Inversão no tamanho social: As abelhas eussociais (que vivem em colônia, como as abelhas sem ferrão) são, no Brasil, significativamente menores do que as espécies solitárias. Em outras regiões, a tendência é a oposta. Esta inversão no tamanho corporal é um desafio a modelos estabelecidos e exige estudos específicos sobre as pressões evolutivas no clima tropical.

Domínio da socialidade: A proporção de abelhas eussociais no Brasil é quatro vezes maior que na Europa, um reflexo da estabilidade climática tropical, que favorece o desenvolvimento de colônias perenes.

A força da ciência em rede

A complexidade e a extensão do trabalho, que compilou dados de décadas de coleções científicas, foram possíveis graças ao inédito esforço de cooperação nacional, tema central da discussão dos autores.

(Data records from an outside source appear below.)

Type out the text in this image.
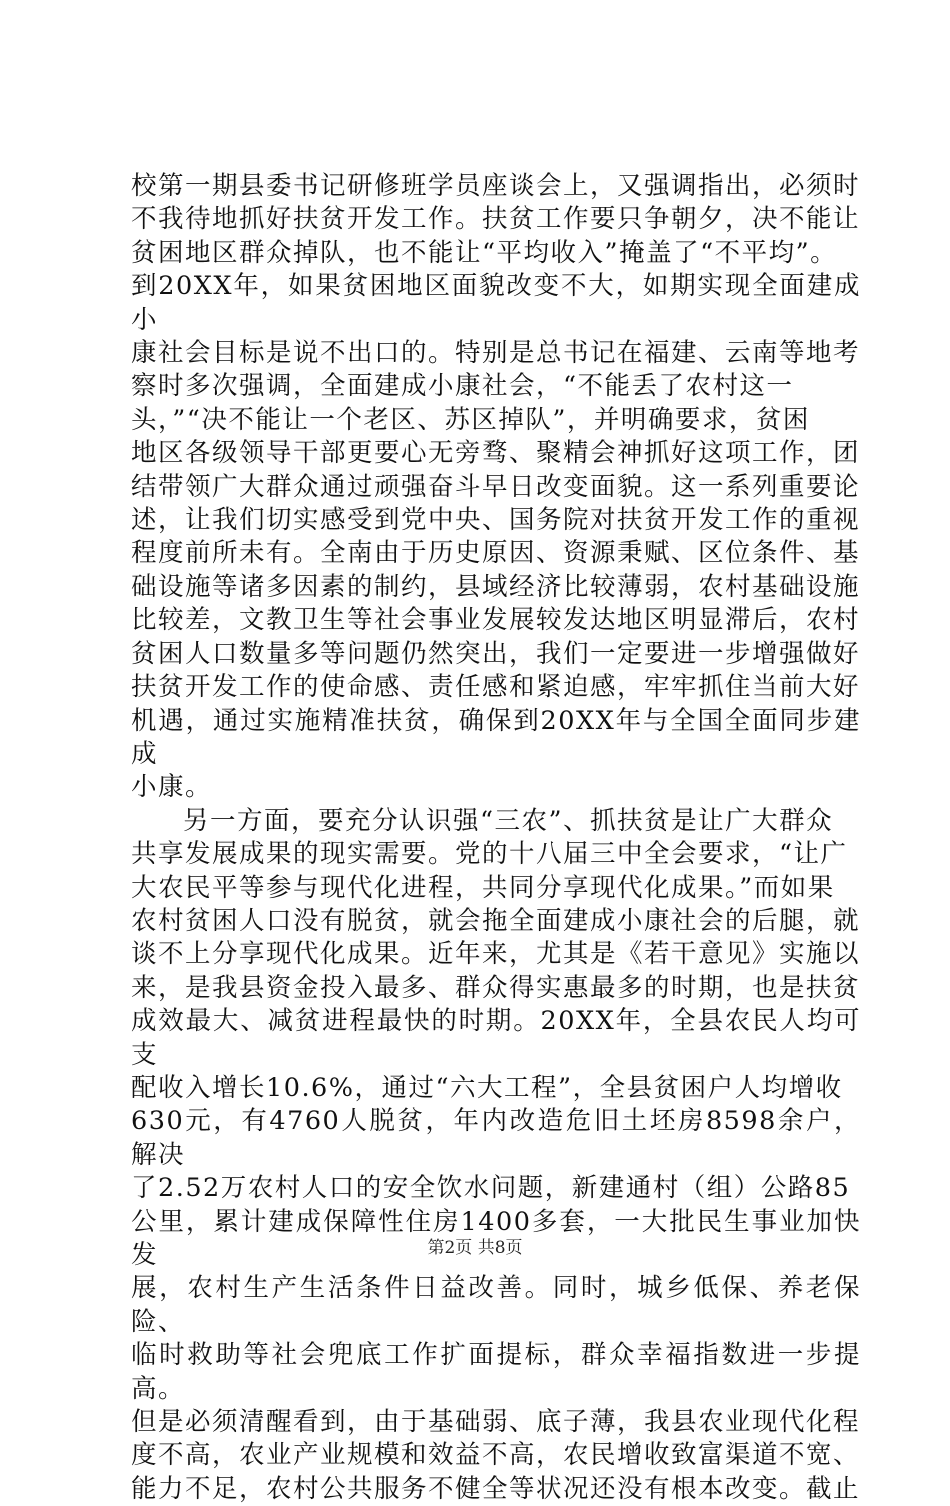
校第一期县委书记研修班学员座谈会上，又强调指出，必须时
不我待地抓好扶贫开发工作。扶贫工作要只争朝夕，决不能让
贫困地区群众掉队，也不能让“平均收入”掩盖了“不平均”。
到20XX年，如果贫困地区面貌改变不大，如期实现全面建成小
康社会目标是说不出口的。特别是总书记在福建、云南等地考
察时多次强调，全面建成小康社会，“不能丢了农村这一
头，”“决不能让一个老区、苏区掉队”，并明确要求，贫困
地区各级领导干部更要心无旁骛、聚精会神抓好这项工作，团
结带领广大群众通过顽强奋斗早日改变面貌。这一系列重要论
述，让我们切实感受到党中央、国务院对扶贫开发工作的重视
程度前所未有。全南由于历史原因、资源秉赋、区位条件、基
础设施等诸多因素的制约，县域经济比较薄弱，农村基础设施
比较差，文教卫生等社会事业发展较发达地区明显滞后，农村
贫困人口数量多等问题仍然突出，我们一定要进一步增强做好
扶贫开发工作的使命感、责任感和紧迫感，牢牢抓住当前大好
机遇，通过实施精准扶贫，确保到20XX年与全国全面同步建成
小康。

另一方面，要充分认识强“三农”、抓扶贫是让广大群众
共享发展成果的现实需要。党的十八届三中全会要求，“让广
大农民平等参与现代化进程，共同分享现代化成果。”而如果
农村贫困人口没有脱贫，就会拖全面建成小康社会的后腿，就
谈不上分享现代化成果。近年来，尤其是《若干意见》实施以
来，是我县资金投入最多、群众得实惠最多的时期，也是扶贫
成效最大、减贫进程最快的时期。20XX年，全县农民人均可支
配收入增长10.6%，通过“六大工程”，全县贫困户人均增收
630元，有4760人脱贫，年内改造危旧土坯房8598余户，解决
了2.52万农村人口的安全饮水问题，新建通村（组）公路85
公里，累计建成保障性住房1400多套，一大批民生事业加快发
展，农村生产生活条件日益改善。同时，城乡低保、养老保险、
临时救助等社会兜底工作扩面提标，群众幸福指数进一步提高。
但是必须清醒看到，由于基础弱、底子薄，我县农业现代化程
度不高，农业产业规模和效益不高，农民增收致富渠道不宽、
能力不足，农村公共服务不健全等状况还没有根本改变。截止

第2页 共8页
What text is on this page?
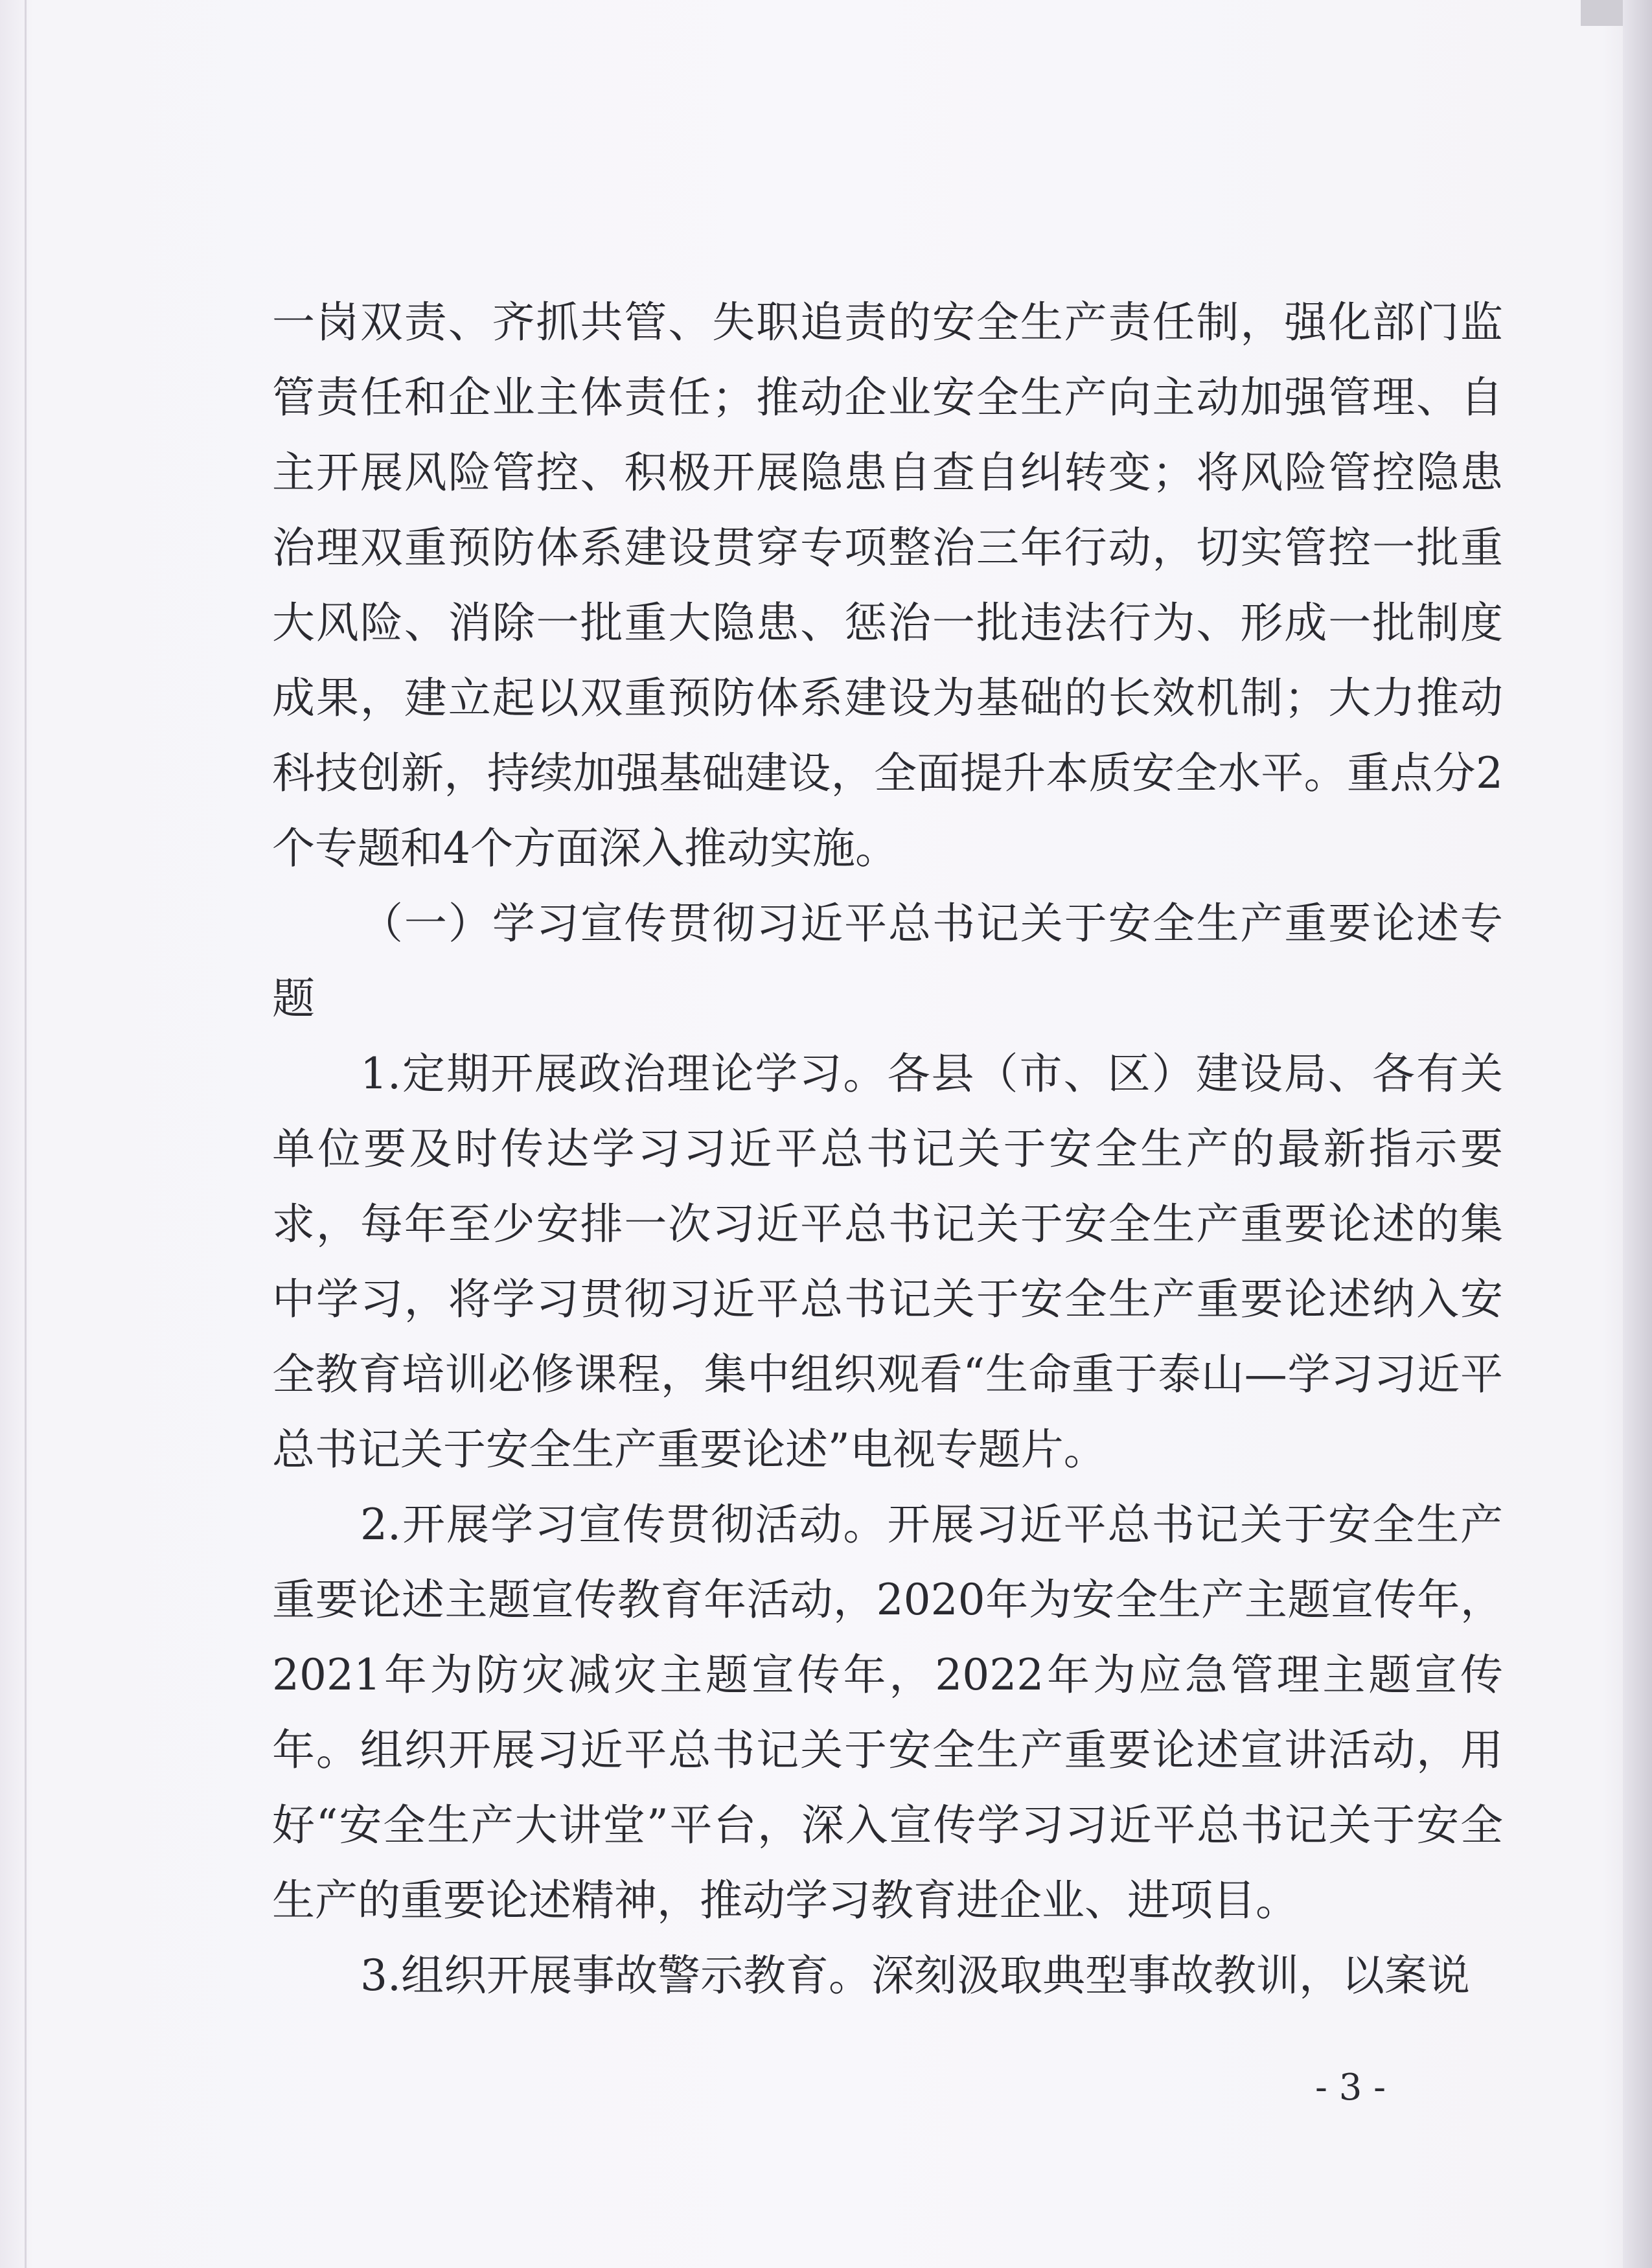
一岗双责、齐抓共管、失职追责的安全生产责任制，强化部门监管责任和企业主体责任；推动企业安全生产向主动加强管理、自主开展风险管控、积极开展隐患自查自纠转变；将风险管控隐患治理双重预防体系建设贯穿专项整治三年行动，切实管控一批重大风险、消除一批重大隐患、惩治一批违法行为、形成一批制度成果，建立起以双重预防体系建设为基础的长效机制；大力推动科技创新，持续加强基础建设，全面提升本质安全水平。重点分2个专题和4个方面深入推动实施。

（一）学习宣传贯彻习近平总书记关于安全生产重要论述专题

1.定期开展政治理论学习。各县（市、区）建设局、各有关单位要及时传达学习习近平总书记关于安全生产的最新指示要求，每年至少安排一次习近平总书记关于安全生产重要论述的集中学习，将学习贯彻习近平总书记关于安全生产重要论述纳入安全教育培训必修课程，集中组织观看“生命重于泰山—学习习近平总书记关于安全生产重要论述”电视专题片。

2.开展学习宣传贯彻活动。开展习近平总书记关于安全生产重要论述主题宣传教育年活动，2020年为安全生产主题宣传年，2021年为防灾减灾主题宣传年，2022年为应急管理主题宣传年。组织开展习近平总书记关于安全生产重要论述宣讲活动，用好“安全生产大讲堂”平台，深入宣传学习习近平总书记关于安全生产的重要论述精神，推动学习教育进企业、进项目。

3.组织开展事故警示教育。深刻汲取典型事故教训，以案说

- 3 -
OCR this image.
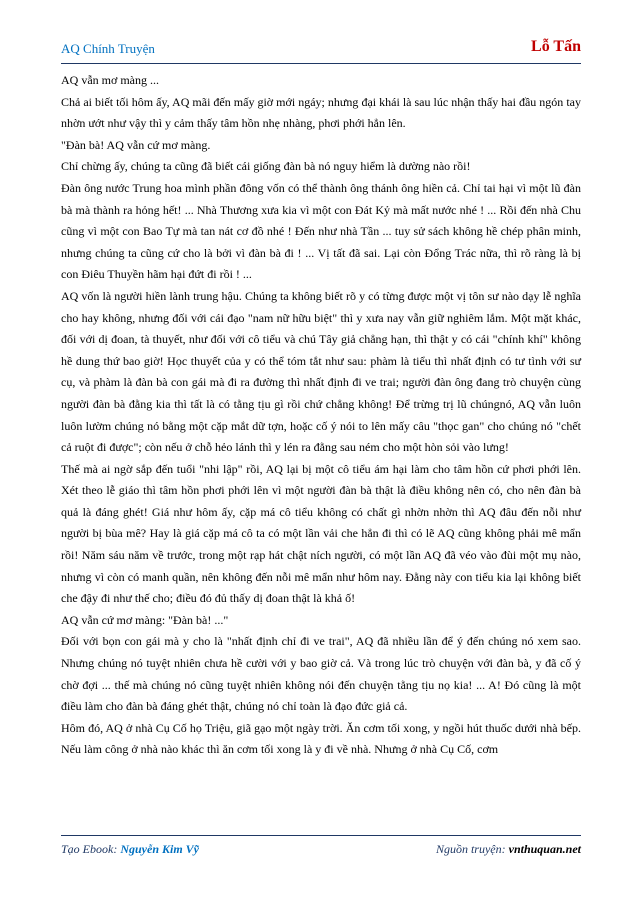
AQ Chính Truyện	Lỗ Tấn

AQ vẫn mơ màng ...

Chả ai biết tối hôm ấy, AQ mãi đến mấy giờ mới ngáy; nhưng đại khái là sau lúc nhận thấy hai đầu ngón tay nhờn ướt như vậy thì y cảm thấy tâm hồn nhẹ nhàng, phơi phới hẳn lên.

"Đàn bà! AQ vẫn cứ mơ màng.

Chỉ chừng ấy, chúng ta cũng đã biết cái giống đàn bà nó nguy hiểm là dường nào rồi!

Đàn ông nước Trung hoa mình phần đông vốn có thể thành ông thánh ông hiền cả. Chỉ tai hại vì một lũ đàn bà mà thành ra hỏng hết! ... Nhà Thương xưa kia vì một con Đát Kỷ mà mất nước nhé ! ... Rồi đến nhà Chu cũng vì một con Bao Tự mà tan nát cơ đồ nhé ! Đến như nhà Tần ... tuy sử sách không hề chép phân minh, nhưng chúng ta cũng cứ cho là bởi vì đàn bà đi ! ... Vị tất đã sai. Lại còn Đổng Trác nữa, thì rõ ràng là bị con Điêu Thuyền hãm hại đứt đi rồi ! ...

AQ vốn là người hiền lành trung hậu. Chúng ta không biết rõ y có từng được một vị tôn sư nào dạy lễ nghĩa cho hay không, nhưng đối với cái đạo "nam nữ hữu biệt" thì y xưa nay vẫn giữ nghiêm lắm. Một mặt khác, đối với dị đoan, tà thuyết, như đối với cô tiểu và chú Tây giả chẳng hạn, thì thật y có cái "chính khí" không hề dung thứ bao giờ! Học thuyết của y có thể tóm tắt như sau: phàm là tiểu thì nhất định có tư tình với sư cụ, và phàm là đàn bà con gái mà đi ra đường thì nhất định đi ve trai; người đàn ông đang trò chuyện cùng người đàn bà đằng kia thì tất là có tằng tịu gì rồi chứ chẳng không! Để trừng trị lũ chúngnó, AQ vẫn luôn luôn lườm chúng nó bằng một cặp mắt dữ tợn, hoặc cố ý nói to lên mấy câu "thọc gan" cho chúng nó "chết cả ruột đi được"; còn nếu ở chỗ hẻo lánh thì y lén ra đằng sau ném cho một hòn sỏi vào lưng!

Thế mà ai ngờ sắp đến tuổi "nhi lập" rồi, AQ lại bị một cô tiểu ám hại làm cho tâm hồn cứ phơi phới lên. Xét theo lễ giáo thì tâm hồn phơi phới lên vì một người đàn bà thật là điều không nên có, cho nên đàn bà quả là đáng ghét! Giá như hôm ấy, cặp má cô tiểu không có chất gì nhờn nhờn thì AQ đâu đến nỗi như người bị bùa mê? Hay là giá cặp má cô ta có một lần vải che hẳn đi thì có lẽ AQ cũng không phải mê mẩn rồi! Năm sáu năm về trước, trong một rạp hát chật ních người, có một lần AQ đã véo vào đùi một mụ nào, nhưng vì còn có manh quần, nên không đến nỗi mê mẩn như hôm nay. Đằng này con tiểu kia lại không biết che đậy đi như thế cho; điều đó đủ thấy dị đoan thật là khả ố!

AQ vẫn cứ mơ màng: "Đàn bà! ..."

Đối với bọn con gái mà y cho là "nhất định chỉ đi ve trai", AQ đã nhiều lần để ý đến chúng nó xem sao. Nhưng chúng nó tuyệt nhiên chưa hề cười với y bao giờ cả. Và trong lúc trò chuyện với đàn bà, y đã cố ý chờ đợi ... thế mà chúng nó cũng tuyệt nhiên không nói đến chuyện tằng tịu nọ kia! ... A! Đó cũng là một điều làm cho đàn bà đáng ghét thật, chúng nó chỉ toàn là đạo đức giả cả.

Hôm đó, AQ ở nhà Cụ Cố họ Triệu, giã gạo một ngày trời. Ăn cơm tối xong, y ngồi hút thuốc dưới nhà bếp. Nếu làm công ở nhà nào khác thì ăn cơm tối xong là y đi về nhà. Nhưng ở nhà Cụ Cố, cơm

Tạo Ebook: Nguyễn Kim Vỹ	Nguồn truyện: vnthuquan.net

“É imperativo dizer que não fazemos ciência sozinhos”, ressalta o professor Evandson Anjos. “Este trabalho é uma reunião de pesquisadores de 30 instituições no Brasil, demonstrando o quanto podemos potencializar a pesquisa quando atuamos em rede”, afirma o pesquisador. “Este é um exemplo de como valorizar o trabalho colaborativo, que consolida dados de muitas décadas que, de outra forma, ficariam inacessíveis nas coleções”, declara Evandson.

Parceria entre 30 instituições consolida base de dados única sobre abelhas brasileiras
Na Unemat, a pesquisa com as abelhas foi coordenada pelo professor e pesquisador Evandson José dos Anjos, coordenador do Programa Bionorte em Mato Grosso. Foto: Moisés Bandeira

O BBTD já está disponível ao público e será continuamente atualizado com novas descobertas e espécies, transformando-se em uma ferramenta fundamental para pesquisadores, gestores ambientais e formuladores de políticas públicas.

Próximos passos

Os resultados do estudo reforçam a urgência de estratégias de conservação e manejo agrícola geograficamente adaptadas. Para a Unemat e as instituições parceiras, o próximo passo é utilizar o BBTD para direcionar futuras pesquisas de campo, focando nas espécies com maior lacuna de dados e nos impactos específicos de mudanças climáticas sobre os polinizadores nos biomas mato-grossenses.

O trabalho evidencia a capacidade da pesquisa brasileira em produzir conhecimento de alto impacto, indispensável para a conservação da biodiversidade global. Integram a pesquisa as universidades da Região de Joinville, de Brasília, de São Paulo, Estadual de Feira de Santana, as federais da Bahia, de Goiás, de Minas Gerais, de Uberlândia, do Pará, do Paraná, do Rio de Janeiro e Rural do Rio de Janeiro, bem como a estadunidense Universidade do Norte do Texas e a britânica Universidade de Oxford.

Além das universidades, o trabalho também integrou os institutos de Pesquisa Ambiental da Amazônia, Federal de Goiás, Nacional de Pesquisas da Amazônia e Tecnológico Vale, a Amplo Engenharia e Gestão de Projetos, a Unidade Amazônia Oriental da Empresa Brasileira de Pesquisa Agropecuária (Embrapa), a Fundação Oswaldo Cruz, o Jardim Botânico do Rio de Janeiro, o Museu Paraense Emílio Goeldi, a empresa pública britânica Natural England, o holandês Centro e Biodiversidade Naturalis e a Secretaria de Estado de Saúde Pública do Distrito Federal.